A whole lot of people take daily low-dose aspirin (83 mg. – a baby aspirin) in the belief that it will reduce their risk of a fatal heart attack. The evidence actually shows that the preventative effect of low-dose aspirin is true only if you are trying to prevent your second heart attack; i.e.. the data supports its preventive effect in those people who already have clinical heart disease. Much of the general population, including me, is taking low dose aspirin in hope that it will work similarly for them. The only problem is that aspirin is an anti-thrombotic agent (it makes platelets “slippery” so that platelets don’t clump to start a clot). Such an effect raises a concern about spontaneous bleeding, particularly in the brain. A study of 400,000 people over 5 years in an established U.K. database showed that the incidence of brain hemorrhage was not significantly higher in those on the low-dose aspirin compared to those who took none.

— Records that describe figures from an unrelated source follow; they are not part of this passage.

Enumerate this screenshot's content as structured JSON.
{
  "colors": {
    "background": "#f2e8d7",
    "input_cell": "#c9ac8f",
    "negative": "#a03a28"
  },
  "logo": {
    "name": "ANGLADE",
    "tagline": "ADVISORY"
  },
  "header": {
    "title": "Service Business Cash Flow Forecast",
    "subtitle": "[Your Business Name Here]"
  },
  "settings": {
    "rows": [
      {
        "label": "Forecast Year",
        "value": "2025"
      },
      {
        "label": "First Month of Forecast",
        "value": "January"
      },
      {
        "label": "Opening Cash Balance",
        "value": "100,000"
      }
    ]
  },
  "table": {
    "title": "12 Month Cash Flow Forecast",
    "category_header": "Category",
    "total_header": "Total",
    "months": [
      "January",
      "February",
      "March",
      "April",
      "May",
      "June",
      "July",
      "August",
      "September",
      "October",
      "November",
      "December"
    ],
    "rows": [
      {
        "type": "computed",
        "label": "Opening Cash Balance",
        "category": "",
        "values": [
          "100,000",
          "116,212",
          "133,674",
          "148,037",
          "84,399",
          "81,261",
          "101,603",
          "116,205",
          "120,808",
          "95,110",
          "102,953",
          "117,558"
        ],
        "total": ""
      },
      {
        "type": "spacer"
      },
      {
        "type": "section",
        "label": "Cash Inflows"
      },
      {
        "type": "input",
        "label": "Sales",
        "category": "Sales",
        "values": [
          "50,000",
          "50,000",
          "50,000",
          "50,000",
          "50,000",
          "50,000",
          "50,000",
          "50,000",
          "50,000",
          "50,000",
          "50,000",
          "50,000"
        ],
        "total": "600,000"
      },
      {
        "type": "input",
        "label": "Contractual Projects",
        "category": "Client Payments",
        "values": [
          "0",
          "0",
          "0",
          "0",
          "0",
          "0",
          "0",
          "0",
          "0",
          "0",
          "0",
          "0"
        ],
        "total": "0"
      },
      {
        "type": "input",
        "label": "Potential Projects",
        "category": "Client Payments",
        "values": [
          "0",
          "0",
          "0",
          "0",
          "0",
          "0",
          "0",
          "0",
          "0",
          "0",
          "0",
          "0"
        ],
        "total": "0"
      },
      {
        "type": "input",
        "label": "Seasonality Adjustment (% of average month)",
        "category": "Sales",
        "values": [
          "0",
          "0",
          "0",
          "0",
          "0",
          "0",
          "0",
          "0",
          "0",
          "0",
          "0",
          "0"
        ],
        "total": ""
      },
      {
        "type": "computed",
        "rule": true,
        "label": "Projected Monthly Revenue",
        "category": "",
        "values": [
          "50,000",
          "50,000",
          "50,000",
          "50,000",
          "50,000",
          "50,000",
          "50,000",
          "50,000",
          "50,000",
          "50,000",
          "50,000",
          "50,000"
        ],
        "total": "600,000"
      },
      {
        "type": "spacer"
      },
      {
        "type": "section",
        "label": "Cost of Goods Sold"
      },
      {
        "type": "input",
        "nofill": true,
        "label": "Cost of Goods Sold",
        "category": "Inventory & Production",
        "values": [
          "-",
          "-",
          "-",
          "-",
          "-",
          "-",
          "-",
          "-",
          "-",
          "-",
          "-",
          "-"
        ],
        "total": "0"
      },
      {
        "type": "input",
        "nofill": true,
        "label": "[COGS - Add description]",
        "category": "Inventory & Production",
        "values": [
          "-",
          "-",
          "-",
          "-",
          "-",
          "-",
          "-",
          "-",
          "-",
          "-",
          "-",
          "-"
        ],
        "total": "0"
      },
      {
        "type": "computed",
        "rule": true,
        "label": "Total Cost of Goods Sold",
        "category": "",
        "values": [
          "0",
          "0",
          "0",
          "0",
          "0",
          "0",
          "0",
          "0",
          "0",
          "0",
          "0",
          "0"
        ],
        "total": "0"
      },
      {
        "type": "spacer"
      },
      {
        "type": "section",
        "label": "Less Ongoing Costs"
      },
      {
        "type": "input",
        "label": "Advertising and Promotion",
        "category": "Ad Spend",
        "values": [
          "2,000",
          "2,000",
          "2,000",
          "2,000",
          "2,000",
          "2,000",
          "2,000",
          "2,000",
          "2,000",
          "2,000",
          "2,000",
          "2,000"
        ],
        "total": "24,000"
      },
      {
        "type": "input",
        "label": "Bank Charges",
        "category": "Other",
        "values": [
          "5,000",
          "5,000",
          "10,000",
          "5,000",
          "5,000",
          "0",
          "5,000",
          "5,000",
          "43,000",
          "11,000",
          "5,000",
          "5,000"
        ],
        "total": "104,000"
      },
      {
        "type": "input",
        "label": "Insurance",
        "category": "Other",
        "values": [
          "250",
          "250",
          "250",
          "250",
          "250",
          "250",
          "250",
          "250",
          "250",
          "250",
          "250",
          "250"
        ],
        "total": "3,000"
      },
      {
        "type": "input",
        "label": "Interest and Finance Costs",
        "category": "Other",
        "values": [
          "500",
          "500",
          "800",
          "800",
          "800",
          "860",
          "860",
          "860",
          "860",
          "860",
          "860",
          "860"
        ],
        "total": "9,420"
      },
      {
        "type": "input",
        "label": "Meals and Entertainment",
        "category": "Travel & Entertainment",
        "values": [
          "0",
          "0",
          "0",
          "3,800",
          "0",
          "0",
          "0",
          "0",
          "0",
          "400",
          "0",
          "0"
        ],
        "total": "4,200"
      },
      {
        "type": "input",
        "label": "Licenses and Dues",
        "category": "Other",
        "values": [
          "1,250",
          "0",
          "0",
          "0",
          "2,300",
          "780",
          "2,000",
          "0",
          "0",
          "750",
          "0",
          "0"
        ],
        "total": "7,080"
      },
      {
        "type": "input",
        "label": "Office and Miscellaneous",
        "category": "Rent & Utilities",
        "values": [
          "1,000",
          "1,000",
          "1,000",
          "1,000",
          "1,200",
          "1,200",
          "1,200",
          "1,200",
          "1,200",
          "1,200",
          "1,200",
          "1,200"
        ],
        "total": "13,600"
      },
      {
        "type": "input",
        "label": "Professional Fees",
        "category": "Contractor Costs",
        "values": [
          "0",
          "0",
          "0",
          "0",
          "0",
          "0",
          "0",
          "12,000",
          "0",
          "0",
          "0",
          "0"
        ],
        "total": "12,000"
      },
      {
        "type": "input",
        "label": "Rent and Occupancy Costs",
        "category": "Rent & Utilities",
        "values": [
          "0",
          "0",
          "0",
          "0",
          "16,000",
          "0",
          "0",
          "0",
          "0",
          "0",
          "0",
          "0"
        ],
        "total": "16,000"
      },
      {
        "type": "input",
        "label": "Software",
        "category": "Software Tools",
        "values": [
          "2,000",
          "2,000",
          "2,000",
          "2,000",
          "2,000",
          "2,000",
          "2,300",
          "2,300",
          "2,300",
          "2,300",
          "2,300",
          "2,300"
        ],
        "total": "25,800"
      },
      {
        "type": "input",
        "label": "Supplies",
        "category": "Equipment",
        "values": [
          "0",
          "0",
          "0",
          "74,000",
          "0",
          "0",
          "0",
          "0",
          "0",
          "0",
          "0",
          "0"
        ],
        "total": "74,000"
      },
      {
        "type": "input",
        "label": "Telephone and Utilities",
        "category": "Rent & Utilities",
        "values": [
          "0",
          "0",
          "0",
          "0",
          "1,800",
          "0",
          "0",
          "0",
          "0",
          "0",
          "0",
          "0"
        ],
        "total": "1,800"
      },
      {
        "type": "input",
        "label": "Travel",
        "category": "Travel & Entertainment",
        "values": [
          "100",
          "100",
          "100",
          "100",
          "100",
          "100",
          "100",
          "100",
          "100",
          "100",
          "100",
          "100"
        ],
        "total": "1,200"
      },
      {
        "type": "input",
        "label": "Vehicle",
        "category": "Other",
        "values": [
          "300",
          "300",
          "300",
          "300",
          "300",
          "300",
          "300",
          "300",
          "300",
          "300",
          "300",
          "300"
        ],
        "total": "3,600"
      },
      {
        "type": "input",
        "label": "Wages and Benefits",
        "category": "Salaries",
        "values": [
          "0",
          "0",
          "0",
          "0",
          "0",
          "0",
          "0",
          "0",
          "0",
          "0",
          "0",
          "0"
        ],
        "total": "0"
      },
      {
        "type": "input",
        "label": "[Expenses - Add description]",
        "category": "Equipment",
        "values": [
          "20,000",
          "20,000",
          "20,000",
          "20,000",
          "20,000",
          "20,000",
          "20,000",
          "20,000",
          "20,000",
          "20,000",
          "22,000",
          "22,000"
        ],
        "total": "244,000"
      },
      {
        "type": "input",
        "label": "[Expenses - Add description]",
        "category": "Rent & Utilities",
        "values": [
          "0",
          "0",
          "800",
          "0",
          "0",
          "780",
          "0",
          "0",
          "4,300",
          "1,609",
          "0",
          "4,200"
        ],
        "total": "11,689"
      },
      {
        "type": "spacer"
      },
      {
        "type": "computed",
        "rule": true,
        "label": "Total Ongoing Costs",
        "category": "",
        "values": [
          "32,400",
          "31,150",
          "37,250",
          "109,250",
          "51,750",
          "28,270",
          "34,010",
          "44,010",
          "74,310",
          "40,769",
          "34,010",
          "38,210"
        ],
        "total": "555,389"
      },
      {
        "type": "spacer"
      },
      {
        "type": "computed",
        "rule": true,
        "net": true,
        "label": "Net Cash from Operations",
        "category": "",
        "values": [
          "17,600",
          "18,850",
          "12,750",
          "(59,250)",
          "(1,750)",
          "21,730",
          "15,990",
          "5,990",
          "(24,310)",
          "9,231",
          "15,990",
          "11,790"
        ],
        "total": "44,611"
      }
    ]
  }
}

Remember also that if you have been taking low-dose aspirin for some time and decide to stop, your risk of spontaneous adverse clotting events may increase over the next 6-12 months. (Neurology, Nov. 2017)
Pasta is back!. . . sort of.
An Italian study (no conflict of interest there I’m sure) of 23,000 Italians revealed that the pasta lover had lower BMIs, the gold standard for definition of overweight. The researchers tout that pasta is not “just empty carbs”, but contains protein (6.7 grams per cup) and, if whole wheat pasta, it has iron, folic acid, and several B vitamins. The Italian study results are similar to a U.S. study of about 1,800 middle-aged adults, but there are a couple of caveats to consider. Italians eat much less pasta than we do in a meal because they consider it a first course, not the whole meal. The participants in the Italian study consumed an average of 3 oz. (86 grams) of pasta each meal. The study researchers did not name the “ideal amount” of pasta to eat per meal, but did note that those Italians who ate more pasta than the average tended to be obese. As we have said before, losing weight usually comes down to (no pun intended) taking in fewer calories rather than picking different kinds of calories to eat.